Во всяком случае, противопоставление католичества и православия (в связи с этим Запада и России) довольно рано стало сменяться у Розанова перенесением отмеченной им здесь противоположности в самую суть христианства; прежняя антиномия постепенно приобретает характер противопоставления Ветхого и Нового Заветов. В этот период творчества Розанов и становится тем несравненным по литературной силе и какой–то единственной художественности писателем, в котором вся красота речи глубоко связана с ее непосредственностью, с ее внелогичностью.
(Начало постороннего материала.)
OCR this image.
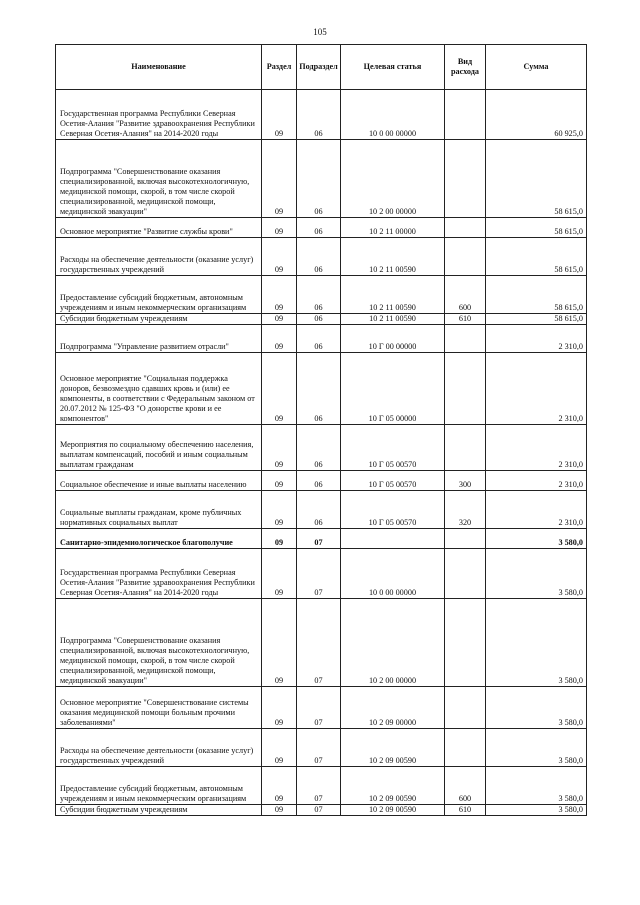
105
Наименование	Раздел	Подраздел	Целевая статья	Вид расхода	Сумма
Государственная программа Республики Северная Осетия-Алания "Развитие здравоохранения Республики Северная Осетия-Алания" на 2014-2020 годы	09	06	10 0 00 00000		60 925,0
Подпрограмма "Совершенствование оказания специализированной, включая высокотехнологичную, медицинской помощи, скорой, в том числе скорой специализированной, медицинской помощи, медицинской эвакуации"	09	06	10 2 00 00000		58 615,0
Основное мероприятие "Развитие службы крови"	09	06	10 2 11 00000		58 615,0
Расходы на обеспечение деятельности (оказание услуг) государственных учреждений	09	06	10 2 11 00590		58 615,0
Предоставление субсидий бюджетным, автономным учреждениям и иным некоммерческим организациям	09	06	10 2 11 00590	600	58 615,0
Субсидии бюджетным учреждениям	09	06	10 2 11 00590	610	58 615,0
Подпрограмма "Управление развитием отрасли"	09	06	10 Г 00 00000		2 310,0
Основное мероприятие "Социальная поддержка доноров, безвозмездно сдавших кровь и (или) ее компоненты, в соответствии с Федеральным законом от 20.07.2012 № 125-ФЗ "О донорстве крови и ее компонентов"	09	06	10 Г 05 00000		2 310,0
Мероприятия по социальному обеспечению населения, выплатам компенсаций, пособий и иным социальным выплатам гражданам	09	06	10 Г 05 00570		2 310,0
Социальное обеспечение и иные выплаты населению	09	06	10 Г 05 00570	300	2 310,0
Социальные выплаты гражданам, кроме публичных нормативных социальных выплат	09	06	10 Г 05 00570	320	2 310,0
Санитарно-эпидемиологическое благополучие	09	07			3 580,0
Государственная программа Республики Северная Осетия-Алания "Развитие здравоохранения Республики Северная Осетия-Алания" на 2014-2020 годы	09	07	10 0 00 00000		3 580,0
Подпрограмма "Совершенствование оказания специализированной, включая высокотехнологичную, медицинской помощи, скорой, в том числе скорой специализированной, медицинской помощи, медицинской эвакуации"	09	07	10 2 00 00000		3 580,0
Основное мероприятие "Совершенствование системы оказания медицинской помощи больным прочими заболеваниями"	09	07	10 2 09 00000		3 580,0
Расходы на обеспечение деятельности (оказание услуг) государственных учреждений	09	07	10 2 09 00590		3 580,0
Предоставление субсидий бюджетным, автономным учреждениям и иным некоммерческим организациям	09	07	10 2 09 00590	600	3 580,0
Субсидии бюджетным учреждениям	09	07	10 2 09 00590	610	3 580,0
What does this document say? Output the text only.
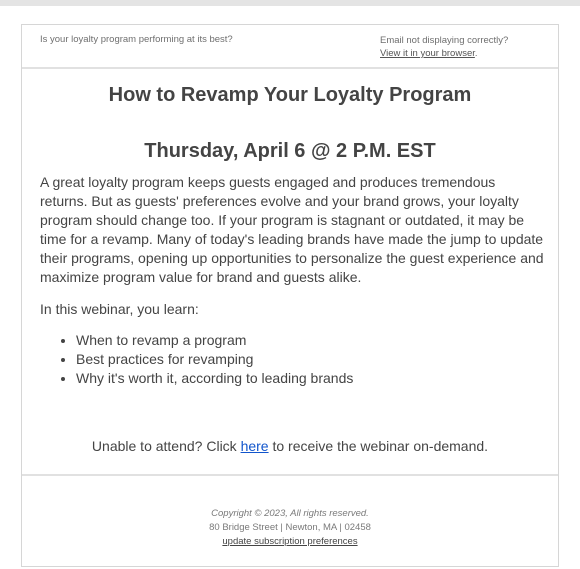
Is your loyalty program performing at its best?	Email not displaying correctly?
View it in your browser.
How to Revamp Your Loyalty Program
Thursday, April 6 @ 2 P.M. EST

A great loyalty program keeps guests engaged and produces tremendous returns. But as guests' preferences evolve and your brand grows, your loyalty program should change too. If your program is stagnant or outdated, it may be time for a revamp. Many of today's leading brands have made the jump to update their programs, opening up opportunities to personalize the guest experience and maximize program value for brand and guests alike.

In this webinar, you learn:

• When to revamp a program
• Best practices for revamping
• Why it's worth it, according to leading brands
Unable to attend? Click here to receive the webinar on-demand.
Copyright © 2023, All rights reserved.
80 Bridge Street | Newton, MA | 02458
update subscription preferences
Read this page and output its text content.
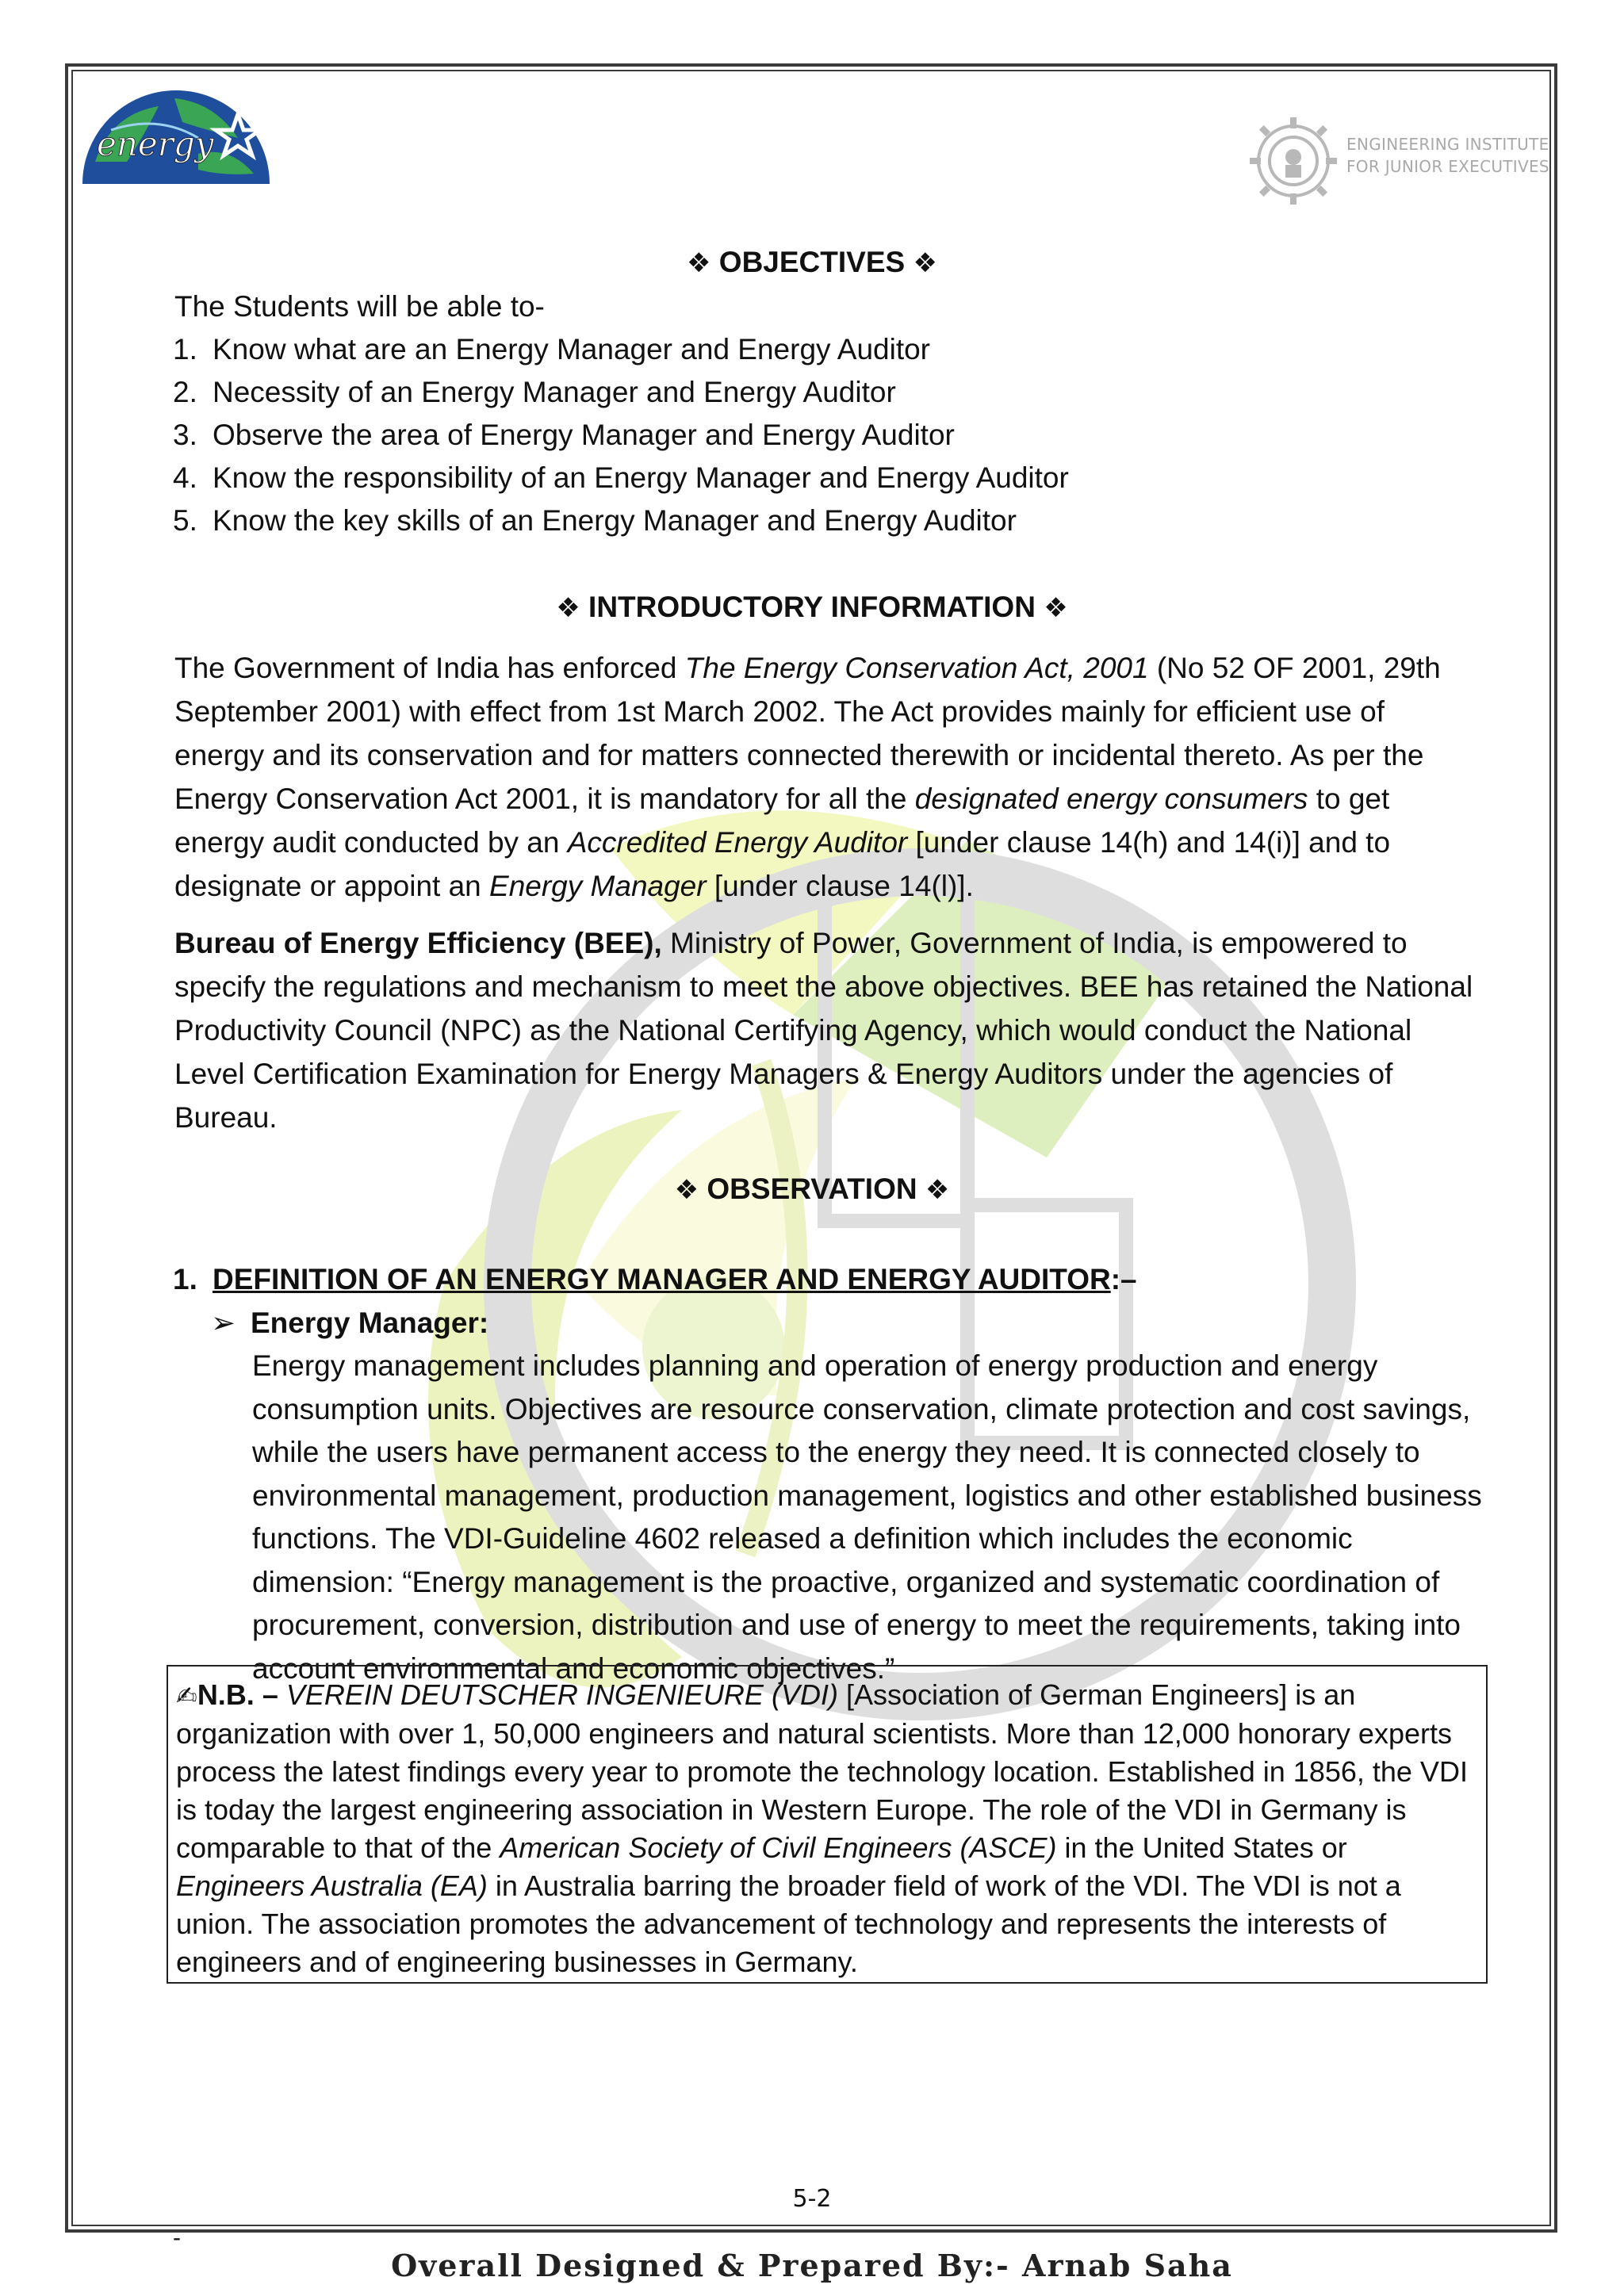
energy	ENGINEERING INSTITUTE
FOR JUNIOR EXECUTIVES
❖ OBJECTIVES ❖
The Students will be able to-
1. Know what are an Energy Manager and Energy Auditor
2. Necessity of an Energy Manager and Energy Auditor
3. Observe the area of Energy Manager and Energy Auditor
4. Know the responsibility of an Energy Manager and Energy Auditor
5. Know the key skills of an Energy Manager and Energy Auditor
❖ INTRODUCTORY INFORMATION ❖

The Government of India has enforced The Energy Conservation Act, 2001 (No 52 OF 2001, 29th September 2001) with effect from 1st March 2002. The Act provides mainly for efficient use of energy and its conservation and for matters connected therewith or incidental thereto. As per the Energy Conservation Act 2001, it is mandatory for all the designated energy consumers to get energy audit conducted by an Accredited Energy Auditor [under clause 14(h) and 14(i)] and to designate or appoint an Energy Manager [under clause 14(l)].

Bureau of Energy Efficiency (BEE), Ministry of Power, Government of India, is empowered to specify the regulations and mechanism to meet the above objectives. BEE has retained the National Productivity Council (NPC) as the National Certifying Agency, which would conduct the National Level Certification Examination for Energy Managers & Energy Auditors under the agencies of Bureau.

❖ OBSERVATION ❖
1. DEFINITION OF AN ENERGY MANAGER AND ENERGY AUDITOR:–
➢ Energy Manager:
Energy management includes planning and operation of energy production and energy consumption units. Objectives are resource conservation, climate protection and cost savings, while the users have permanent access to the energy they need. It is connected closely to environmental management, production management, logistics and other established business functions. The VDI-Guideline 4602 released a definition which includes the economic dimension: “Energy management is the proactive, organized and systematic coordination of procurement, conversion, distribution and use of energy to meet the requirements, taking into account environmental and economic objectives.”

✍N.B. – VEREIN DEUTSCHER INGENIEURE (VDI) [Association of German Engineers] is an organization with over 1, 50,000 engineers and natural scientists. More than 12,000 honorary experts process the latest findings every year to promote the technology location. Established in 1856, the VDI is today the largest engineering association in Western Europe. The role of the VDI in Germany is comparable to that of the American Society of Civil Engineers (ASCE) in the United States or Engineers Australia (EA) in Australia barring the broader field of work of the VDI. The VDI is not a union. The association promotes the advancement of technology and represents the interests of engineers and of engineering businesses in Germany.

5-2
-
Overall Designed & Prepared By:- Arnab Saha
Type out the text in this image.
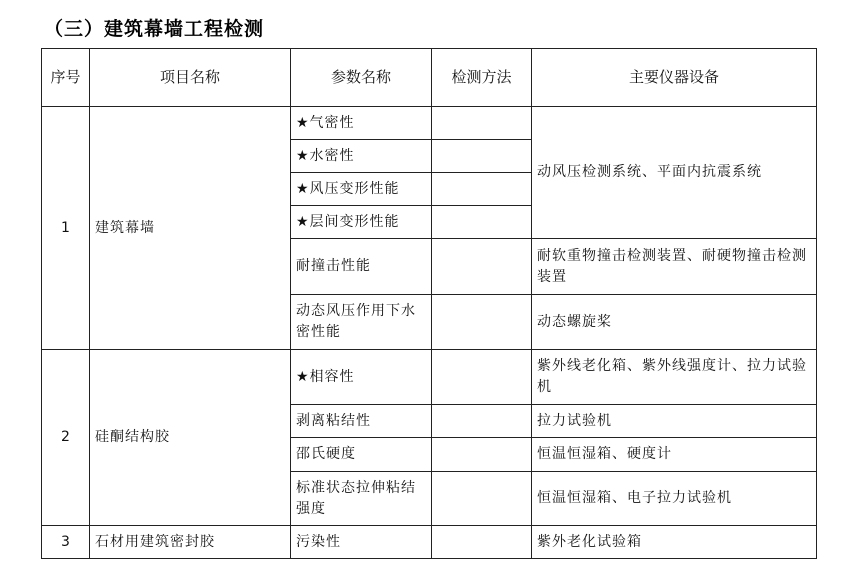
（三）建筑幕墙工程检测
序号	项目名称	参数名称	检测方法	主要仪器设备
1	建筑幕墙	★气密性		动风压检测系统、平面内抗震系统
		★水密性		
		★风压变形性能		
		★层间变形性能		
		耐撞击性能		耐软重物撞击检测装置、耐硬物撞击检测装置
		动态风压作用下水密性能		动态螺旋桨
2	硅酮结构胶	★相容性		紫外线老化箱、紫外线强度计、拉力试验机
		剥离粘结性		拉力试验机
		邵氏硬度		恒温恒湿箱、硬度计
		标准状态拉伸粘结强度		恒温恒湿箱、电子拉力试验机
3	石材用建筑密封胶	污染性		紫外老化试验箱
Творчество Розанова приобретает изумительную глубину и значительность, — и как раз в этот период еще больше, чем раньше, Розанов раскрывает всю свою «русскость». Его хочется сравнивать лишь с Лесковым, тоже непередаваемо «почвенным» художником: вот отчего Розанов, вероятно, наименее, может быть, понятен вне России. Еще хочется сравнить Розанова с другим замечательным религиозным мыслителем русским — ?. ?. Федоровым, тоже по–своему договорившим «почвенников».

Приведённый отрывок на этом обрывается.